C-terminal parathyroid hormone-related protein (PTHrP) (107-139) stimulates intracellular Ca(2+) through a receptor different from the type 1 PTH/PTHrP receptor in osteoblastic osteosarcoma UMR 106 cells.

Studies were undertaken to determine whether PTH-related protein (PTHrP) (107-139) mobilizes [Ca(2+)](i) in osteoblastic osteosarcoma UMR 106 cells. PTHrP (107-139), in a manner similar to PTHrP (107-111), induced a rapid [Ca(2+)](i) response in these cells that was dose dependent (EC(50) of approximately 0.1 pM) and more efficient than that of PTHrP (1-36) (EC(50) of approximately 1 nM).
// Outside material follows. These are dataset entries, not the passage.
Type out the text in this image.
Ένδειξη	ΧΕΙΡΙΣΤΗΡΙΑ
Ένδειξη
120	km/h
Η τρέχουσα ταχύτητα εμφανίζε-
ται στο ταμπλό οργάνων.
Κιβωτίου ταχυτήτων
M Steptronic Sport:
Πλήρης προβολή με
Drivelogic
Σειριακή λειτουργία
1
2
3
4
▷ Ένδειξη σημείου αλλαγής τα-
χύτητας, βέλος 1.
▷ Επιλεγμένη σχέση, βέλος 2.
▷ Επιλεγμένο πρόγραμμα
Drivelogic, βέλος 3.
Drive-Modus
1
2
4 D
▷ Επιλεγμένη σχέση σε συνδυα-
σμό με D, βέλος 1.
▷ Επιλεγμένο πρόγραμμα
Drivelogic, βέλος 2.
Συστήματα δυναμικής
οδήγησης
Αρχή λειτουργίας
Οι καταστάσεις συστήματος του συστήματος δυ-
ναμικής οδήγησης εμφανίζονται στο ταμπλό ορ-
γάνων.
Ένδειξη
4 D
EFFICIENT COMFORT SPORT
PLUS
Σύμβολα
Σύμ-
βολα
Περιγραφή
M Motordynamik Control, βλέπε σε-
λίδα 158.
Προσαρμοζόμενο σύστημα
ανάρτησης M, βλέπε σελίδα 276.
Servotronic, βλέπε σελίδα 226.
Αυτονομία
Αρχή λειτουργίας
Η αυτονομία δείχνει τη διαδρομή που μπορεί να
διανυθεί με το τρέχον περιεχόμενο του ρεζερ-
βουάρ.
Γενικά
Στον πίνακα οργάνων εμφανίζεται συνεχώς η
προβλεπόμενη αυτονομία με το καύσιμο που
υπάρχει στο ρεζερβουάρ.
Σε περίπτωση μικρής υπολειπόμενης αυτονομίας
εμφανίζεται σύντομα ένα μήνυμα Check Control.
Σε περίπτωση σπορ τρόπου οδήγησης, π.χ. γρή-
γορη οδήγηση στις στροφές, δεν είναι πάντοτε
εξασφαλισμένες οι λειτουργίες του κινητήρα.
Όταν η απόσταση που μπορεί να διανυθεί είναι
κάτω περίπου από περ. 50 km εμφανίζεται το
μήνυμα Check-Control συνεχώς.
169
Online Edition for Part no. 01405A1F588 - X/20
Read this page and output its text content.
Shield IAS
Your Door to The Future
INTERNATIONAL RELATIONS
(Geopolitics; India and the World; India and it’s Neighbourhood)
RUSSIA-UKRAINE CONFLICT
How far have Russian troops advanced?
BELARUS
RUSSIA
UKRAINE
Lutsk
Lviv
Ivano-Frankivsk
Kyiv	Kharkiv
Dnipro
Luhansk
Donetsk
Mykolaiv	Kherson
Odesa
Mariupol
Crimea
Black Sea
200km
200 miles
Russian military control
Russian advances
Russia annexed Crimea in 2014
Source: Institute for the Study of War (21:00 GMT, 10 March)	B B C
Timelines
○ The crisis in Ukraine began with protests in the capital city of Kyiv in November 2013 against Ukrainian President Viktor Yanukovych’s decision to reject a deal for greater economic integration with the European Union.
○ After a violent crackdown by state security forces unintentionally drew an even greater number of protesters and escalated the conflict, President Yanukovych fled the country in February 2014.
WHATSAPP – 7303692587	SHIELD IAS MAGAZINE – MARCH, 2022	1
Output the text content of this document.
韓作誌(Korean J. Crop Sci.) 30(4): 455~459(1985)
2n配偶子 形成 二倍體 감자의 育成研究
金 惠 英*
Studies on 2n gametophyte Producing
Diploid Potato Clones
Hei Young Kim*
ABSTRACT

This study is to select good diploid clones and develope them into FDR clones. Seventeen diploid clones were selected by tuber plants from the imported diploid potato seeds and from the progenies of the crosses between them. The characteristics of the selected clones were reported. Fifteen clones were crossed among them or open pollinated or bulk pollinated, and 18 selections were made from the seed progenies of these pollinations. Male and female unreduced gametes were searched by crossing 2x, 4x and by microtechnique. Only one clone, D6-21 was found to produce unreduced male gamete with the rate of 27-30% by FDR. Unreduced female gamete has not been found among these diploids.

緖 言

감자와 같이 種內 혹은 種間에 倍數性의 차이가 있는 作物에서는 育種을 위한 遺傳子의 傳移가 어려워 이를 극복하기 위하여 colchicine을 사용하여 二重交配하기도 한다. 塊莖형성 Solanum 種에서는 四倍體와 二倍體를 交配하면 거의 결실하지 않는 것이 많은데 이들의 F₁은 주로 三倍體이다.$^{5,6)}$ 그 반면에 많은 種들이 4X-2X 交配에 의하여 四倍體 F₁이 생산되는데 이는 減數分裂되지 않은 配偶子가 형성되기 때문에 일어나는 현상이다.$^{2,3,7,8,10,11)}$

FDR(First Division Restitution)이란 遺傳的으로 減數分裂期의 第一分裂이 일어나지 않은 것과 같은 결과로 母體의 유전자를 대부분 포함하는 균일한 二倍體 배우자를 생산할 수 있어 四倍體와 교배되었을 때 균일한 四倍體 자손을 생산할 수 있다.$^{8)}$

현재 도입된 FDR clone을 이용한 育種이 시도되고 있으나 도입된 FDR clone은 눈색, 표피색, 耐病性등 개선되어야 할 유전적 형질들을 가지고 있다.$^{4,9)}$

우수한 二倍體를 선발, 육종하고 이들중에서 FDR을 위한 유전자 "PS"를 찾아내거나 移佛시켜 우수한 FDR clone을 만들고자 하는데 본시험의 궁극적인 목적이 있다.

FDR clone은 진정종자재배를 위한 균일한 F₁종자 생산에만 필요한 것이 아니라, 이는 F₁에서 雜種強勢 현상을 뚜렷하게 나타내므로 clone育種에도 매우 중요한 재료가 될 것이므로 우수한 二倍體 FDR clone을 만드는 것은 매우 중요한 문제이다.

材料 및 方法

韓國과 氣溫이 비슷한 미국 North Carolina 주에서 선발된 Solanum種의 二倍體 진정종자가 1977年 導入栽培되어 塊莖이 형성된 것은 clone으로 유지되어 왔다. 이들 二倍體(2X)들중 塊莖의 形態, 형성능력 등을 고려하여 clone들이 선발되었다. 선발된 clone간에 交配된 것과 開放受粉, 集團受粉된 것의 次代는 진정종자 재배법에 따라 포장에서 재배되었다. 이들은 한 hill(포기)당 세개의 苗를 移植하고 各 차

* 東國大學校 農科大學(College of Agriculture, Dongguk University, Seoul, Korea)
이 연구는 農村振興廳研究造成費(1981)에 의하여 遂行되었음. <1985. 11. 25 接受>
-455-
This effect of PTHrP (107-139) was abrogated by micromolar doses of verapamil or nifedipine. However, it was unaffected by 10 microM U73122 (a phospholipase C inhibitor), 100 microg/ml heparin (an inositol 1,4,5-trisphosphate receptor inhibitor), or 400 ng/ml pertussis toxin (a G(i) inhibitor), which inhibited the [Ca(2+)](i) response to PTHrP (1-36), or by either 25 nM bisindolylmaleimide I (BIM), a protein kinase (PK) C inhibitor, or 1 microM phorbol-12-myristate-13-acetate preincubation (22 h). PTHrP (107-139) and PTHrP (1-36), at 100 nM, desensitized the [Ca(2+)](i) response to a second challenge with the same peptide, but not with the other peptide in these cells. PTHrP (7-34), a type 1 PTH/PTHrP receptor (PTH1R) antagonist, decreased the effect of PTHrP (1-36) on [Ca(2+)](i). In contrast, PTHrP (107-111), but neither PTHrP (109-138) nor PTHrP (7-34), abolished this effect of PTHrP (107-139). Both PTHrP (107-139) and PTHrP (1-36), added together at submaximal doses, induced a higher [Ca(2+)](i) response. Moreover, PTHrP (107-139) increased the efficacy of PTHrP (1-36) on [Ca(2+)](i), but decreased its induced increase in PKA activity in these cells. Verapamil or nifedipine (at 50 microM) or 25 nM BIM, but not 25 microM adenosine 3',5'-cyclic monophosphorothioate, Rp-isomer, a PKA inhibitor, abolished the PTHrP (107-139)-induced increase in interleukin 6 messenger RNA (assessed by RT, followed by PCR) in UMR 106 cells. This peptide also increased c-fos messenger RNA in these cells; an effect inhibited by BIM, but unaffected by either verapamil or EGTA. These findings support the existence of high-affinity receptors for PTHrP (107-139), associated with an induced Ca(2+) influx, different from the PTH1R in UMR 106 cells. The present results suggest that PTHrP could affect bone turnover by interacting with the PTH1R and other yet unknown receptors in bone cells through complex mechanisms.